Dan Balz on the Democratic National Convention in Charlotte
Question 1: What is President Obama's most important objective?
Mitt Romney began his convention in Tampa last week with a long to-do list. President Obama’s is shorter but no less daunting. This is not Denver 2008. There probably won’t be any Greek columns when he speaks in the stadium Thursday night. The president’s task, after almost four years in office, will be to persuade voters disappointed by what has happened that he knows how to make the next term better than the first.
There are some obvious objectives. He’ll want to keep forcing the election to be a choice and not just a referendum on his record. He’ll want his convention to draw sharp contrasts with Romney. But some Democrats say the Obama campaign has already done a good job of that during the summer. They believe that it’s time for Obama to focus on the future.

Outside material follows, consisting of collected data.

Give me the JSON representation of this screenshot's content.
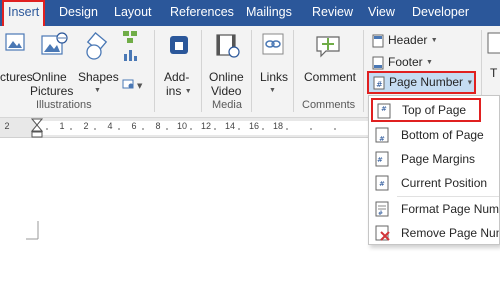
{
  "tabs": [
    {
      "label": "Insert",
      "active": true
    },
    {
      "label": "Design"
    },
    {
      "label": "Layout"
    },
    {
      "label": "References"
    },
    {
      "label": "Mailings"
    },
    {
      "label": "Review"
    },
    {
      "label": "View"
    },
    {
      "label": "Developer"
    }
  ],
  "ribbon": {
    "illustrations": {
      "pictures": "ctures",
      "online_pictures_1": "Online",
      "online_pictures_2": "Pictures",
      "shapes": "Shapes",
      "group_label": "Illustrations"
    },
    "addins": {
      "line1": "Add-",
      "line2": "ins"
    },
    "media": {
      "online_video_1": "Online",
      "online_video_2": "Video",
      "group_label": "Media"
    },
    "links": {
      "label": "Links"
    },
    "comments": {
      "comment": "Comment",
      "group_label": "Comments"
    },
    "header_footer": {
      "header": "Header",
      "footer": "Footer",
      "page_number": "Page Number"
    },
    "text_partial": "T"
  },
  "ruler": {
    "ticks": [
      "2",
      "1",
      "2",
      "4",
      "6",
      "8",
      "10",
      "12",
      "14",
      "16",
      "18"
    ]
  },
  "page_number_menu": {
    "items": [
      {
        "label": "Top of Page",
        "icon": "page-top-icon",
        "highlighted": true
      },
      {
        "label": "Bottom of Page",
        "icon": "page-bottom-icon"
      },
      {
        "label": "Page Margins",
        "icon": "page-margins-icon"
      },
      {
        "label": "Current Position",
        "icon": "current-position-icon"
      },
      {
        "label": "Format Page Numb",
        "icon": "format-page-number-icon"
      },
      {
        "label": "Remove Page Num",
        "icon": "remove-page-number-icon"
      }
    ]
  },
  "colors": {
    "ribbon_blue": "#2b579a",
    "highlight_red": "#e02020"
  }
}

Republicans see Obama in a tough spot. They argue that voters believe that Obama over-promised in 2008 and didn’t deliver. As GOP strategist Chris Henick put it, Obama has “fatigued the bully pulpit” and needs to change that. Other Republicans say he has to answer the question posed by Paul Ryan, the GOP vice-presidential nominee, at the Tampa convention: Without a change in leadership, why will families be better off in the next four years?
Obama has accomplishments to point to: The auto bailout has helped turn around the auto industry. He’s never sold his health-care program, but he can try to show how things will be better as that law continues to take effect. He made the decision to send a SEAL team to kill Osama bin Laden. But he also has to persuade voters that everything he did has helped set the foundation for a true recovery.